Assalamu’alaikum War. Wab.
Para santri dan alumni yang saya cintai, baru saja
kita memeringati sekaligus merayakan Idul Adha atau Qurban. Adha dan
Qurban merupakan istilah yang saling mengait. Adanya Adha (sembelihan)
karena adanya hewan yang dikurbankan; sapi atau kambing. Ia merupakan
momentum sejarah untuk menghayati makna di balik peristiwa besar antara
Ibrahim dan Ismail di satu pihak dan Ibrahim-Ismail dan syetan di pihak
lain.
Ibrahim adalah sosok orang tua yang dengan penuh
keikhlasan serta melawan kemanusiaannya menjalankan titah Sang Azza agar
menyembelih si putra tunggal tersayang bersama Hajar. Rasa cinta dan
sayangnya kepada Ismail mengalahkan besarnya gunung dan luasnya
samudera. Ini bias dimaklumi karena Ismail adalah putera yang terlahir
justeru ketika usianya sudah mencapai senja.

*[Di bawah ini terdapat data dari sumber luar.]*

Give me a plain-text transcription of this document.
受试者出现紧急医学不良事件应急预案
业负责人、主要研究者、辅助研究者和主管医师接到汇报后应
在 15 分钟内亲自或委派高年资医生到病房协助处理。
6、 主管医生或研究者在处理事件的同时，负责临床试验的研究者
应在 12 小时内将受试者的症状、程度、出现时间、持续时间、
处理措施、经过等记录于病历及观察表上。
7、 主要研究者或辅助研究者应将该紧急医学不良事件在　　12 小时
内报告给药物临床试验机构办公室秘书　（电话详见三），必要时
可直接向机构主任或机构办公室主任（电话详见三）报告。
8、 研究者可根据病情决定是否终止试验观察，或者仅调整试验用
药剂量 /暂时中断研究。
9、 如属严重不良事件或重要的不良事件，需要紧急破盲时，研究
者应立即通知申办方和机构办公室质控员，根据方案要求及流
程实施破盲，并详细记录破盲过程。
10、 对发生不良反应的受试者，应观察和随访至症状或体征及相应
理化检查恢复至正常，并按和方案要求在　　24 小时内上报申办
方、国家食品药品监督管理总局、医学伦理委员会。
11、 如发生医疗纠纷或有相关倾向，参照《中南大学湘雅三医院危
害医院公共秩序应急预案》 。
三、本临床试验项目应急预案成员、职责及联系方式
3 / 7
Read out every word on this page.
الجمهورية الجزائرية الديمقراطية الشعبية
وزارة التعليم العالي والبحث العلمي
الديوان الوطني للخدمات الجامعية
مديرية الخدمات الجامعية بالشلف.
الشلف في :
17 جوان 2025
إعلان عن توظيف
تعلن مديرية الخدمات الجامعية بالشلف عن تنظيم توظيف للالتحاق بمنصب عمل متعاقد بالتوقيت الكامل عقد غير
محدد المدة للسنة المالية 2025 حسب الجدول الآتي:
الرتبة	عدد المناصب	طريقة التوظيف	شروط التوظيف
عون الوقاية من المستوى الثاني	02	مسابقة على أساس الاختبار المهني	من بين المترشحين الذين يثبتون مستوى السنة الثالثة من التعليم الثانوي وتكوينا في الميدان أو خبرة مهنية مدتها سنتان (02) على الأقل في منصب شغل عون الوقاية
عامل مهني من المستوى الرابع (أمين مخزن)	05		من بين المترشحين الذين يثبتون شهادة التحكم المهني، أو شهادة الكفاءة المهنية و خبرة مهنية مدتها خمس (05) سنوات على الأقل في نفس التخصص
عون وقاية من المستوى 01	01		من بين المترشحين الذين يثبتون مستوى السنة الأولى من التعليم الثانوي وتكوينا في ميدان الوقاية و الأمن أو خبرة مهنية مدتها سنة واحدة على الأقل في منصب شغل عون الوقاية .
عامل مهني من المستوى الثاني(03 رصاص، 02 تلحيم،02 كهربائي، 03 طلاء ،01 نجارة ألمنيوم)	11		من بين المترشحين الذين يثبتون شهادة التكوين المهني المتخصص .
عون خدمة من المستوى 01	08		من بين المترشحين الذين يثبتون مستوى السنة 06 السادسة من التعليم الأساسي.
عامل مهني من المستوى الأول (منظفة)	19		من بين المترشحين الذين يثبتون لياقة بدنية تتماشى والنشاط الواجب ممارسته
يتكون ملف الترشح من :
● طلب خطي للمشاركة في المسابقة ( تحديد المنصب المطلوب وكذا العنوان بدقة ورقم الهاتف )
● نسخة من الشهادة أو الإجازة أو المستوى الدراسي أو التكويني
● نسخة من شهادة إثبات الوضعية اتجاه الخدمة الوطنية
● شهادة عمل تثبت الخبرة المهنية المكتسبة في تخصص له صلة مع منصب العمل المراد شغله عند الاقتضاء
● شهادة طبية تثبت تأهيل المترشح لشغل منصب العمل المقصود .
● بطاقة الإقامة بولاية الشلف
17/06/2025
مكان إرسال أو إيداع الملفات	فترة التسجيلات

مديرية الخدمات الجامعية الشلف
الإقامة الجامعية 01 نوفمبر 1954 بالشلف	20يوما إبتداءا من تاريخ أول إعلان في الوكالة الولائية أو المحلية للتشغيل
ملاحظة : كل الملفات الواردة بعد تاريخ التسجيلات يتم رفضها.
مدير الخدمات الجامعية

Meski demikian besar rasa cinta dan sayangnya kepada Ismail sebagai
orang tua, ia harus pasrah untuk memenggal lehernya demi perintah Allah
swt.
Ismail pun bukan figure anak sembarangan. Dengan
penuh ikhlas pula ia merelakan sang leher yang selama ini menopang tegak
kepalanya terpisah dari raganya. Ini pun demi sebuah harapan sang ayah
untuk meraih ridho Ilahi. Bahkan ia sendiri yang menyilakan sang ayah
agar menebas lehernya untuk sebuah persembahan kepada Sang Penguasa.

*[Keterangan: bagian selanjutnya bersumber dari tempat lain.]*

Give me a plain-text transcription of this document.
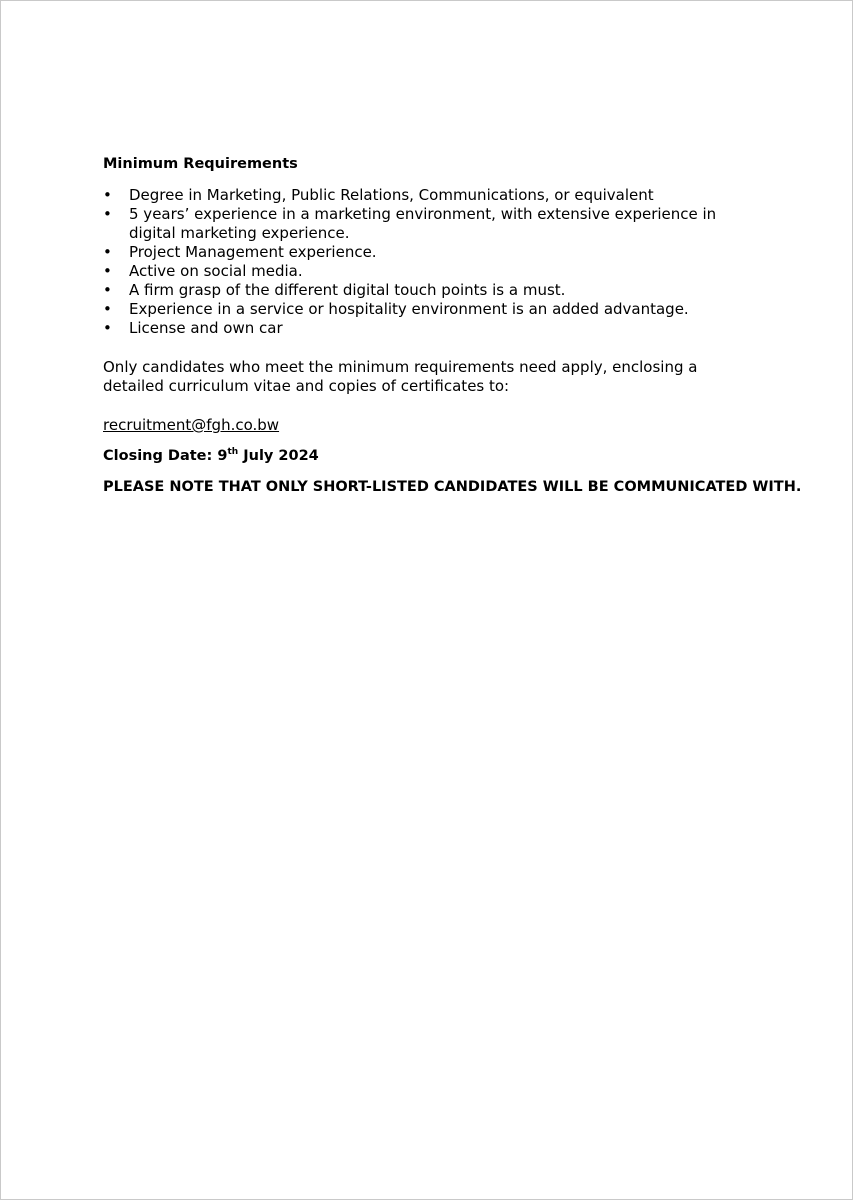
Minimum Requirements
• Degree in Marketing, Public Relations, Communications, or equivalent
• 5 years’ experience in a marketing environment, with extensive experience in digital marketing experience.
• Project Management experience.
• Active on social media.
• A firm grasp of the different digital touch points is a must.
• Experience in a service or hospitality environment is an added advantage.
• License and own car
Only candidates who meet the minimum requirements need apply, enclosing a detailed curriculum vitae and copies of certificates to:
recruitment@fgh.co.bw
Closing Date: 9th July 2024
PLEASE NOTE THAT ONLY SHORT-LISTED CANDIDATES WILL BE COMMUNICATED WITH.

Pada scene yang lain muncul si laknat syetan dengan
gagah-pongahnya sekaligus ceriwis bibirnya berupaya menghancurkan niat
dan ikhlas keduanya dengan mengurungkan episode penyembelihan. “Engkau
ini orang tua apa, tega-teganya mau menyembelih anak sendiri. Sadis!
Kanibal kau ini!” Begitu kira-kira syetan mengenyahkan semangat Ibrahim.
Namun Ibrahim dan Ismail bergeming. Ia mafhum
syetan memiliki seribu satu cara menggoda teguh iman seseorang. “Biar
anjing menggonggong, kafilah tetap berlalu.” Tekad Ibrahim dan Ismail
tak goyah. Dan ending dari semua itu adalah terukirnya batu pualam
sejarah yang ditulis tinta emas: pengorbanan dan keikhlasan.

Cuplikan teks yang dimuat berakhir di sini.